Children who do not get enough vitamin A may experience stunted growth. This is because vitamin A is necessary for the proper development of the human body.

Several studies have shown that vitamin A supplements, alone or with other nutrients, can improve growth. Most of these studies were conducted in children in developing nations (Source , Source2 , Source3 )

In fact, a study in over 1,000 children in Indonesia found that those with vitamin A insufficiency who took high-dose supplements over four months grew 0.15 inches (0.39 cm) more than children who took a placebo (Source)

However, a review of studies found that supplementing with vitamin A in combination with other nutrients may have a greater impact on growth than supplementing with vitamin A alone (Source).

For example, children with stunted growth in South Africa who received multiple vitamins and minerals had length-for-age scores that were half a point better than those who received only vitamin A (Source).

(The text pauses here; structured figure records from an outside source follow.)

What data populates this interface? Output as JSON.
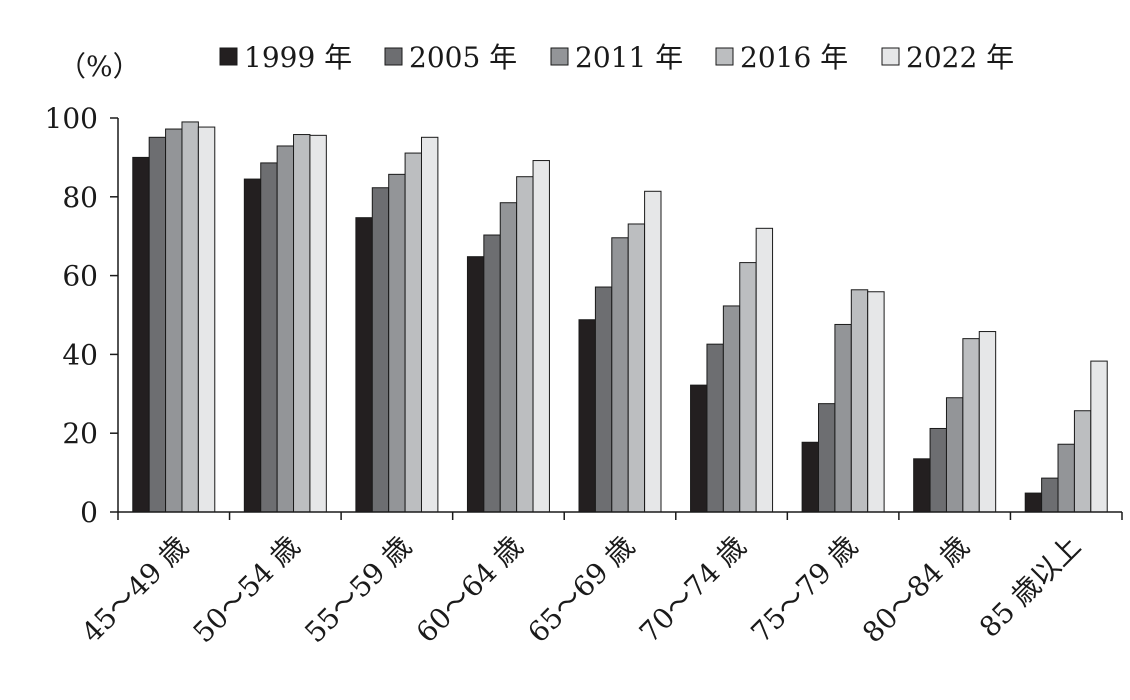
{
  "chart_data": {
    "type": "bar",
    "unit_label": "（%）",
    "categories": [
      "45～49 歳",
      "50～54 歳",
      "55～59 歳",
      "60～64 歳",
      "65～69 歳",
      "70～74 歳",
      "75～79 歳",
      "80～84 歳",
      "85 歳以上"
    ],
    "series": [
      {
        "name": "1999 年",
        "color": "#231f20",
        "values": [
          90.0,
          84.5,
          74.7,
          64.8,
          48.8,
          32.2,
          17.7,
          13.5,
          4.8
        ]
      },
      {
        "name": "2005 年",
        "color": "#6d6e71",
        "values": [
          95.1,
          88.6,
          82.3,
          70.3,
          57.1,
          42.6,
          27.5,
          21.2,
          8.6
        ]
      },
      {
        "name": "2011 年",
        "color": "#939598",
        "values": [
          97.2,
          92.9,
          85.7,
          78.5,
          69.6,
          52.3,
          47.6,
          29.0,
          17.2
        ]
      },
      {
        "name": "2016 年",
        "color": "#bcbec0",
        "values": [
          99.0,
          95.8,
          91.1,
          85.1,
          73.1,
          63.3,
          56.4,
          44.0,
          25.7
        ]
      },
      {
        "name": "2022 年",
        "color": "#e6e7e8",
        "values": [
          97.7,
          95.6,
          95.1,
          89.2,
          81.4,
          72.0,
          55.9,
          45.8,
          38.3
        ]
      }
    ],
    "ylim": [
      0,
      100
    ],
    "yticks": [
      0,
      20,
      40,
      60,
      80,
      100
    ],
    "legend_position": "top",
    "grid": false
  }
}
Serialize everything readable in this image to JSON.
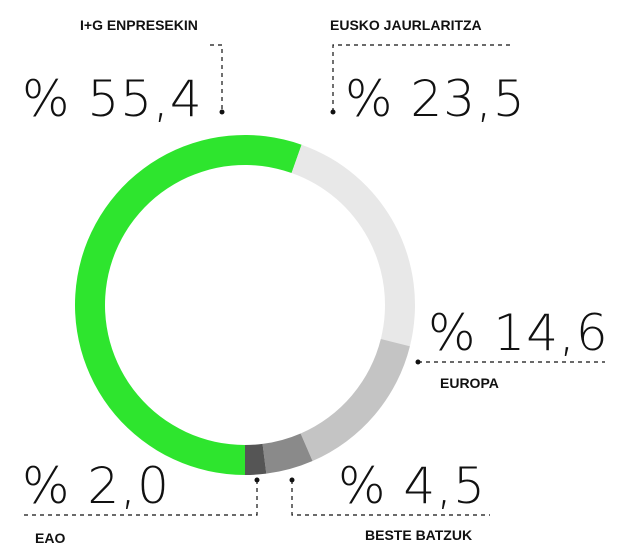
{
  "chart_data": {
    "type": "pie",
    "donut": true,
    "categories": [
      "I+G ENPRESEKIN",
      "EUSKO JAURLARITZA",
      "EUROPA",
      "BESTE BATZUK",
      "EAO"
    ],
    "values": [
      55.4,
      23.5,
      14.6,
      4.5,
      2.0
    ],
    "value_labels": [
      "% 55,4",
      "% 23,5",
      "% 14,6",
      "% 4,5",
      "% 2,0"
    ],
    "colors": [
      "#2ee52e",
      "#e8e8e8",
      "#c4c4c4",
      "#8a8a8a",
      "#555555"
    ]
  }
}
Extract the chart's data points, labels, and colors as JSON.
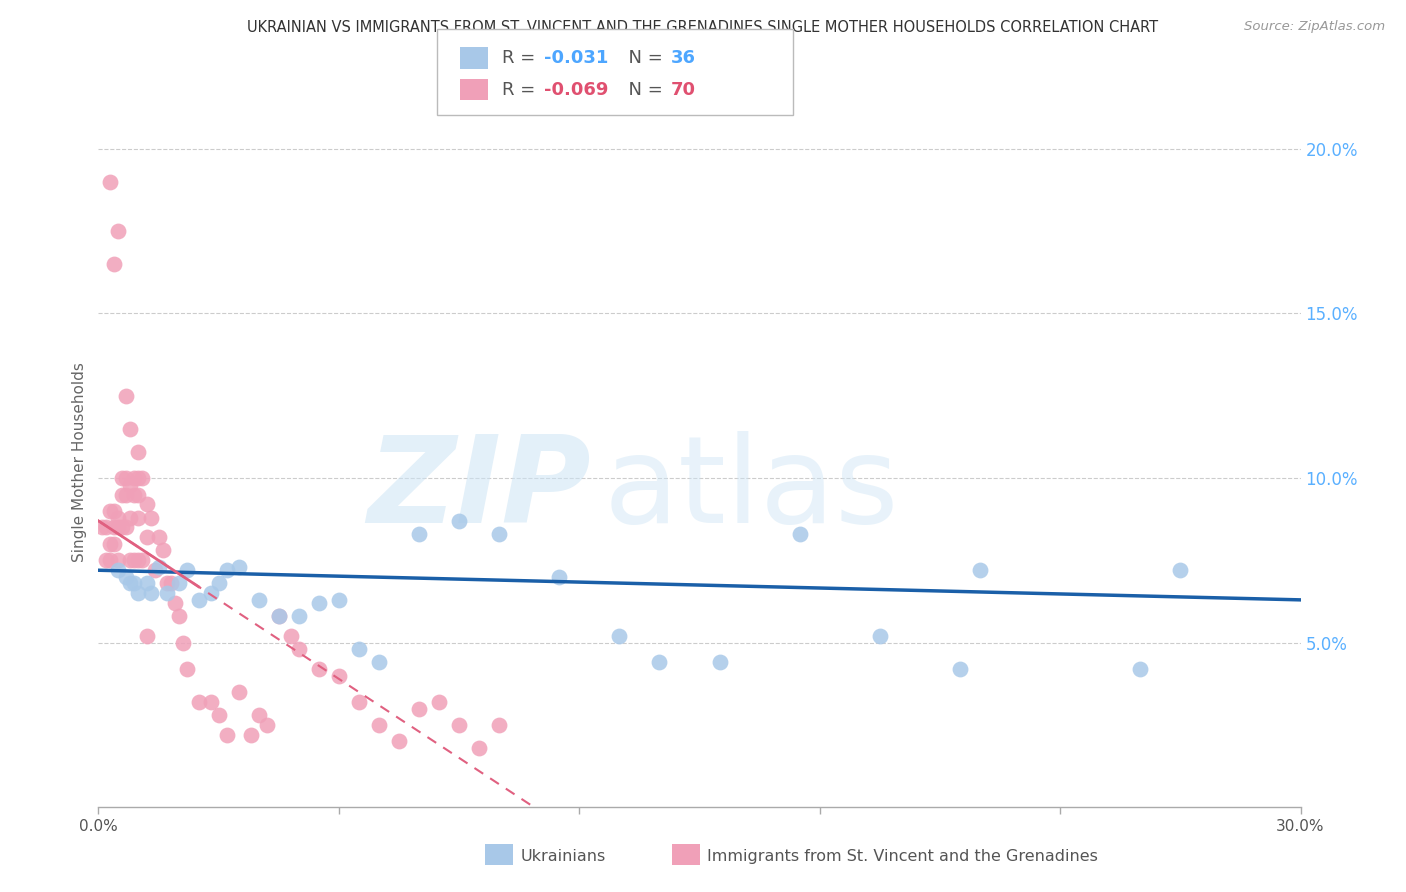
{
  "title": "UKRAINIAN VS IMMIGRANTS FROM ST. VINCENT AND THE GRENADINES SINGLE MOTHER HOUSEHOLDS CORRELATION CHART",
  "source": "Source: ZipAtlas.com",
  "ylabel": "Single Mother Households",
  "background_color": "#ffffff",
  "watermark_zip": "ZIP",
  "watermark_atlas": "atlas",
  "blue_R": -0.031,
  "blue_N": 36,
  "pink_R": -0.069,
  "pink_N": 70,
  "blue_color": "#a8c8e8",
  "pink_color": "#f0a0b8",
  "blue_line_color": "#1a5fa8",
  "pink_line_color": "#e06080",
  "blue_text_color": "#4da6ff",
  "pink_text_color": "#e05070",
  "right_axis_color": "#5ab0ff",
  "xlim": [
    0.0,
    0.3
  ],
  "ylim": [
    0.0,
    0.21
  ],
  "yticks": [
    0.05,
    0.1,
    0.15,
    0.2
  ],
  "ytick_labels": [
    "5.0%",
    "10.0%",
    "15.0%",
    "20.0%"
  ],
  "blue_x": [
    0.005,
    0.007,
    0.008,
    0.009,
    0.01,
    0.012,
    0.013,
    0.015,
    0.017,
    0.02,
    0.022,
    0.025,
    0.028,
    0.03,
    0.032,
    0.035,
    0.04,
    0.045,
    0.05,
    0.055,
    0.06,
    0.065,
    0.07,
    0.08,
    0.09,
    0.1,
    0.115,
    0.13,
    0.14,
    0.155,
    0.175,
    0.195,
    0.215,
    0.22,
    0.26,
    0.27
  ],
  "blue_y": [
    0.072,
    0.07,
    0.068,
    0.068,
    0.065,
    0.068,
    0.065,
    0.073,
    0.065,
    0.068,
    0.072,
    0.063,
    0.065,
    0.068,
    0.072,
    0.073,
    0.063,
    0.058,
    0.058,
    0.062,
    0.063,
    0.048,
    0.044,
    0.083,
    0.087,
    0.083,
    0.07,
    0.052,
    0.044,
    0.044,
    0.083,
    0.052,
    0.042,
    0.072,
    0.042,
    0.072
  ],
  "pink_x": [
    0.001,
    0.002,
    0.002,
    0.003,
    0.003,
    0.003,
    0.004,
    0.004,
    0.004,
    0.005,
    0.005,
    0.005,
    0.006,
    0.006,
    0.006,
    0.007,
    0.007,
    0.007,
    0.008,
    0.008,
    0.008,
    0.009,
    0.009,
    0.009,
    0.01,
    0.01,
    0.01,
    0.01,
    0.011,
    0.011,
    0.012,
    0.012,
    0.013,
    0.014,
    0.015,
    0.016,
    0.017,
    0.018,
    0.019,
    0.02,
    0.021,
    0.022,
    0.025,
    0.028,
    0.03,
    0.032,
    0.035,
    0.038,
    0.04,
    0.042,
    0.045,
    0.048,
    0.05,
    0.055,
    0.06,
    0.065,
    0.07,
    0.075,
    0.08,
    0.085,
    0.09,
    0.095,
    0.1,
    0.003,
    0.004,
    0.005,
    0.007,
    0.008,
    0.01,
    0.012
  ],
  "pink_y": [
    0.085,
    0.085,
    0.075,
    0.09,
    0.08,
    0.075,
    0.09,
    0.085,
    0.08,
    0.088,
    0.085,
    0.075,
    0.1,
    0.095,
    0.085,
    0.1,
    0.095,
    0.085,
    0.098,
    0.088,
    0.075,
    0.1,
    0.095,
    0.075,
    0.1,
    0.095,
    0.088,
    0.075,
    0.1,
    0.075,
    0.092,
    0.082,
    0.088,
    0.072,
    0.082,
    0.078,
    0.068,
    0.068,
    0.062,
    0.058,
    0.05,
    0.042,
    0.032,
    0.032,
    0.028,
    0.022,
    0.035,
    0.022,
    0.028,
    0.025,
    0.058,
    0.052,
    0.048,
    0.042,
    0.04,
    0.032,
    0.025,
    0.02,
    0.03,
    0.032,
    0.025,
    0.018,
    0.025,
    0.19,
    0.165,
    0.175,
    0.125,
    0.115,
    0.108,
    0.052
  ]
}
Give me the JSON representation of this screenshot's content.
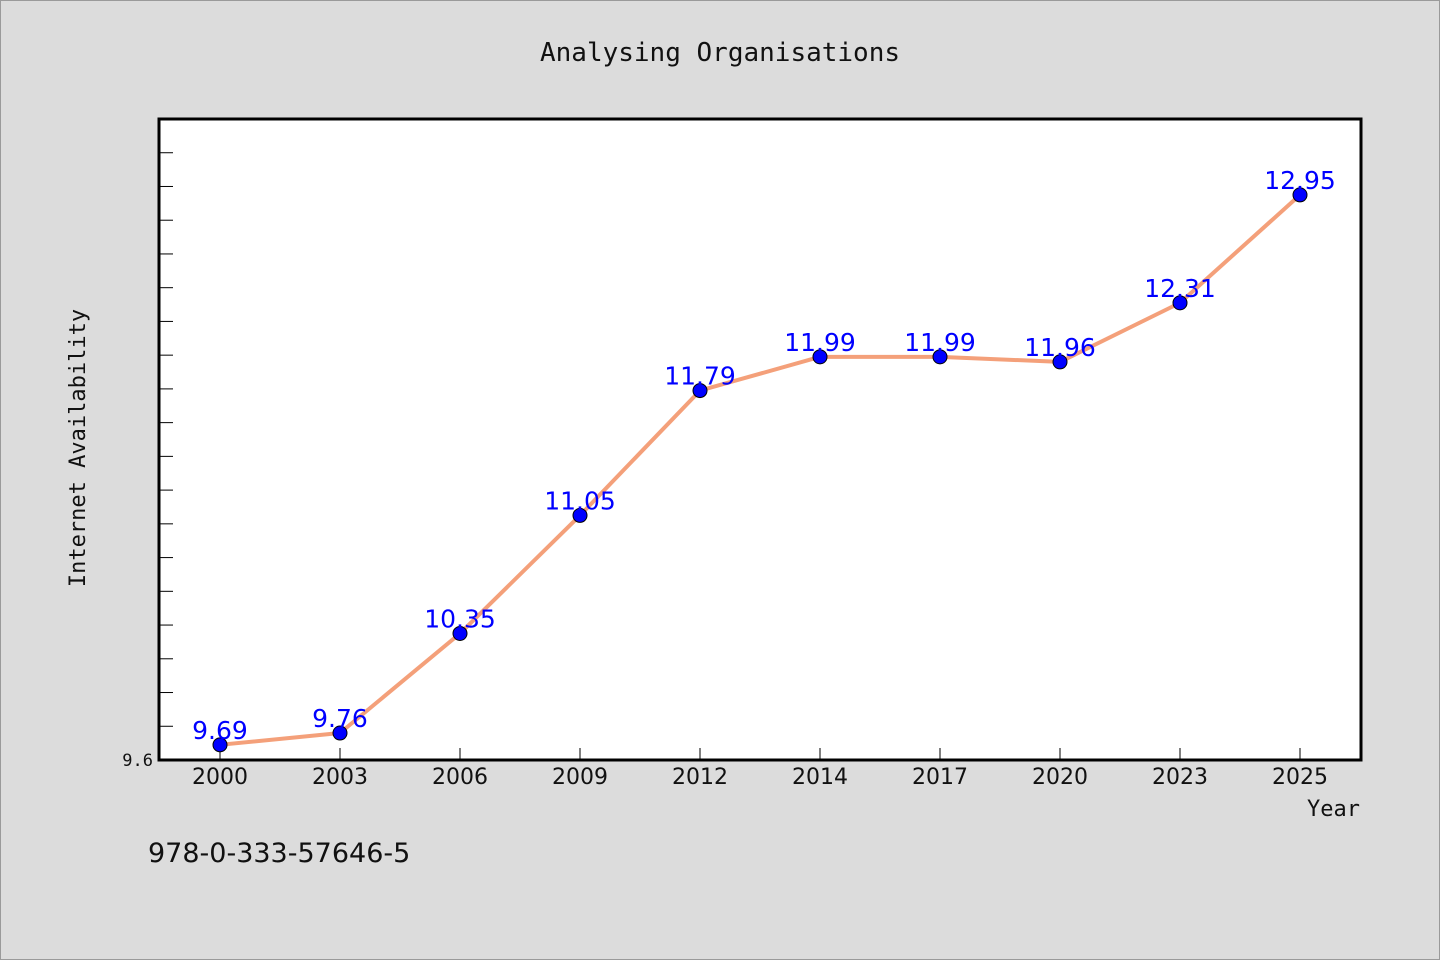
{
  "chart_data": {
    "type": "line",
    "title": "Analysing Organisations",
    "xlabel": "Year",
    "ylabel": "Internet Availability",
    "categories": [
      "2000",
      "2003",
      "2006",
      "2009",
      "2012",
      "2014",
      "2017",
      "2020",
      "2023",
      "2025"
    ],
    "series": [
      {
        "values": [
          9.69,
          9.76,
          10.35,
          11.05,
          11.79,
          11.99,
          11.99,
          11.96,
          12.31,
          12.95
        ]
      }
    ],
    "y_tick_labels": [
      "9.6"
    ],
    "ylim": [
      9.6,
      13.4
    ],
    "grid": false,
    "data_labels": true,
    "line_color": "#f4a07a",
    "marker_color": "#0000ff",
    "label_color": "#0000ff",
    "background_color": "#dcdcdc",
    "plot_background": "#ffffff"
  },
  "footer": {
    "isbn": "978-0-333-57646-5"
  }
}
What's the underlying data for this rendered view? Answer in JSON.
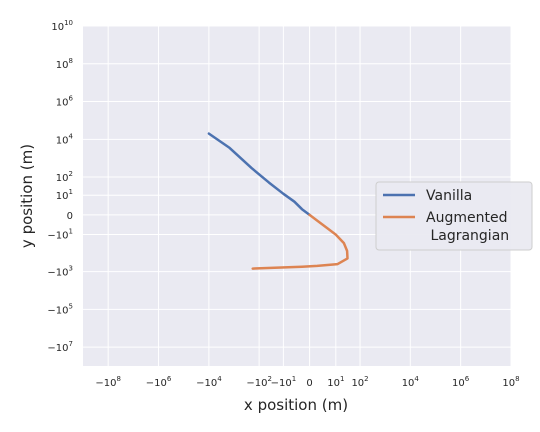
{
  "chart_data": {
    "type": "line",
    "xlabel": "x position (m)",
    "ylabel": "y position (m)",
    "xscale": "symlog",
    "yscale": "symlog",
    "xlim": [
      -1000000000.0,
      100000000.0
    ],
    "ylim": [
      -100000000.0,
      10000000000.0
    ],
    "grid": true,
    "legend_position": "right",
    "x_ticks": [
      {
        "value": -100000000.0,
        "label": "−10",
        "exp": "8"
      },
      {
        "value": -1000000.0,
        "label": "−10",
        "exp": "6"
      },
      {
        "value": -10000.0,
        "label": "−10",
        "exp": "4"
      },
      {
        "value": -100,
        "label": "−10",
        "exp": "2"
      },
      {
        "value": -10,
        "label": "−10",
        "exp": "1"
      },
      {
        "value": 0,
        "label": "0",
        "exp": ""
      },
      {
        "value": 10,
        "label": "10",
        "exp": "1"
      },
      {
        "value": 100,
        "label": "10",
        "exp": "2"
      },
      {
        "value": 10000.0,
        "label": "10",
        "exp": "4"
      },
      {
        "value": 1000000.0,
        "label": "10",
        "exp": "6"
      },
      {
        "value": 100000000.0,
        "label": "10",
        "exp": "8"
      }
    ],
    "y_ticks": [
      {
        "value": 10000000000.0,
        "label": "10",
        "exp": "10"
      },
      {
        "value": 100000000.0,
        "label": "10",
        "exp": "8"
      },
      {
        "value": 1000000.0,
        "label": "10",
        "exp": "6"
      },
      {
        "value": 10000.0,
        "label": "10",
        "exp": "4"
      },
      {
        "value": 100,
        "label": "10",
        "exp": "2"
      },
      {
        "value": 10,
        "label": "10",
        "exp": "1"
      },
      {
        "value": 0,
        "label": "0",
        "exp": ""
      },
      {
        "value": -10,
        "label": "−10",
        "exp": "1"
      },
      {
        "value": -1000,
        "label": "−10",
        "exp": "3"
      },
      {
        "value": -100000.0,
        "label": "−10",
        "exp": "5"
      },
      {
        "value": -10000000.0,
        "label": "−10",
        "exp": "7"
      }
    ],
    "series": [
      {
        "name": "Vanilla",
        "color": "#4c72b0",
        "points": [
          [
            0,
            0
          ],
          [
            -1,
            1
          ],
          [
            -3,
            4
          ],
          [
            -10,
            12
          ],
          [
            -40,
            50
          ],
          [
            -200,
            300
          ],
          [
            -1500,
            3500
          ],
          [
            -10000,
            20000
          ]
        ]
      },
      {
        "name": "Augmented\n Lagrangian",
        "color": "#dd8452",
        "points": [
          [
            0,
            0
          ],
          [
            1,
            -1
          ],
          [
            4,
            -4
          ],
          [
            10,
            -10
          ],
          [
            22,
            -30
          ],
          [
            30,
            -80
          ],
          [
            31,
            -200
          ],
          [
            12,
            -400
          ],
          [
            1,
            -500
          ],
          [
            -1,
            -550
          ],
          [
            -180,
            -700
          ]
        ]
      }
    ]
  }
}
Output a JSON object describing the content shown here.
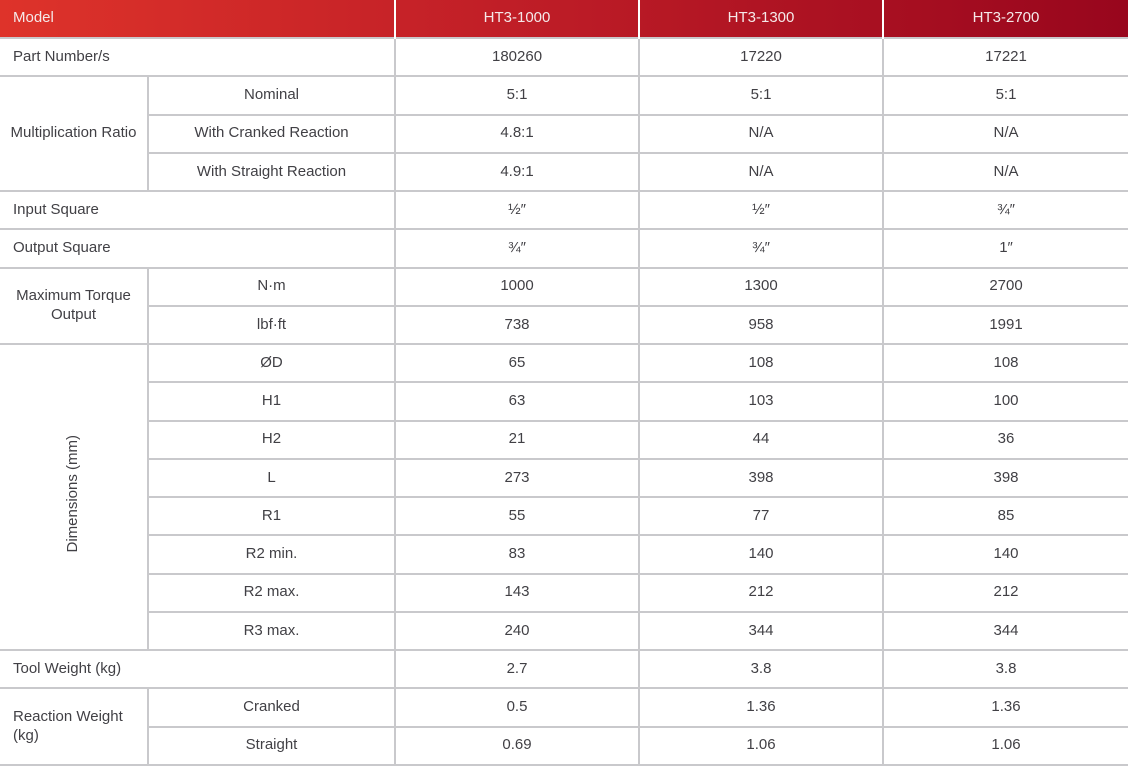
{
  "table": {
    "header": {
      "model_label": "Model",
      "columns": [
        "HT3-1000",
        "HT3-1300",
        "HT3-2700"
      ]
    },
    "sections": [
      {
        "label": "Part Number/s",
        "rows": [
          {
            "values": [
              "180260",
              "17220",
              "17221"
            ]
          }
        ]
      },
      {
        "label": "Multiplication Ratio",
        "rows": [
          {
            "sub": "Nominal",
            "values": [
              "5:1",
              "5:1",
              "5:1"
            ]
          },
          {
            "sub": "With Cranked Reaction",
            "values": [
              "4.8:1",
              "N/A",
              "N/A"
            ]
          },
          {
            "sub": "With Straight Reaction",
            "values": [
              "4.9:1",
              "N/A",
              "N/A"
            ]
          }
        ]
      },
      {
        "label": "Input Square",
        "rows": [
          {
            "values": [
              "½″",
              "½″",
              "¾″"
            ]
          }
        ]
      },
      {
        "label": "Output Square",
        "rows": [
          {
            "values": [
              "¾″",
              "¾″",
              "1″"
            ]
          }
        ]
      },
      {
        "label": "Maximum Torque Output",
        "rows": [
          {
            "sub": "N·m",
            "values": [
              "1000",
              "1300",
              "2700"
            ]
          },
          {
            "sub": "lbf·ft",
            "values": [
              "738",
              "958",
              "1991"
            ]
          }
        ]
      },
      {
        "label": "Dimensions (mm)",
        "vertical_label": true,
        "rows": [
          {
            "sub": "ØD",
            "values": [
              "65",
              "108",
              "108"
            ]
          },
          {
            "sub": "H1",
            "values": [
              "63",
              "103",
              "100"
            ]
          },
          {
            "sub": "H2",
            "values": [
              "21",
              "44",
              "36"
            ]
          },
          {
            "sub": "L",
            "values": [
              "273",
              "398",
              "398"
            ]
          },
          {
            "sub": "R1",
            "values": [
              "55",
              "77",
              "85"
            ]
          },
          {
            "sub": "R2 min.",
            "values": [
              "83",
              "140",
              "140"
            ]
          },
          {
            "sub": "R2 max.",
            "values": [
              "143",
              "212",
              "212"
            ]
          },
          {
            "sub": "R3 max.",
            "values": [
              "240",
              "344",
              "344"
            ]
          }
        ]
      },
      {
        "label": "Tool Weight (kg)",
        "rows": [
          {
            "values": [
              "2.7",
              "3.8",
              "3.8"
            ]
          }
        ]
      },
      {
        "label": "Reaction Weight (kg)",
        "align_label_left": true,
        "rows": [
          {
            "sub": "Cranked",
            "values": [
              "0.5",
              "1.36",
              "1.36"
            ]
          },
          {
            "sub": "Straight",
            "values": [
              "0.69",
              "1.06",
              "1.06"
            ]
          }
        ]
      }
    ],
    "colors": {
      "header_gradient_left": "#de332a",
      "header_gradient_mid": "#c01e27",
      "header_gradient_right": "#98061d",
      "header_text": "#f5e9e9",
      "body_text": "#414045",
      "grid_line": "#c9c9cc"
    }
  }
}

Dangers of Too Much Vitamin A

Vitamin A is valuable to overall health. However, too much of it can be dangerous.

Hypervitaminosis A, or vitamin A toxicity, typically results from taking high-dose supplements over long periods of time. People rarely get too much vitamin A from diet alone (Source).

Excess vitamin A is stored in the liver and can lead to toxicity and problematic symptoms, such as vision changes, swelling of the bones, dry and rough skin, mouth ulcers and confusion.

Pregnant women should be especially careful not to consume too much vitamin A to prevent possible birth defects.

Always check with your healthcare provider before starting vitamin A supplements.

People with certain health conditions may need a higher amount of vitamin A. However, most healthy adults need 700–900 mcg per day. Women who are nursing need more, while children need less (Source).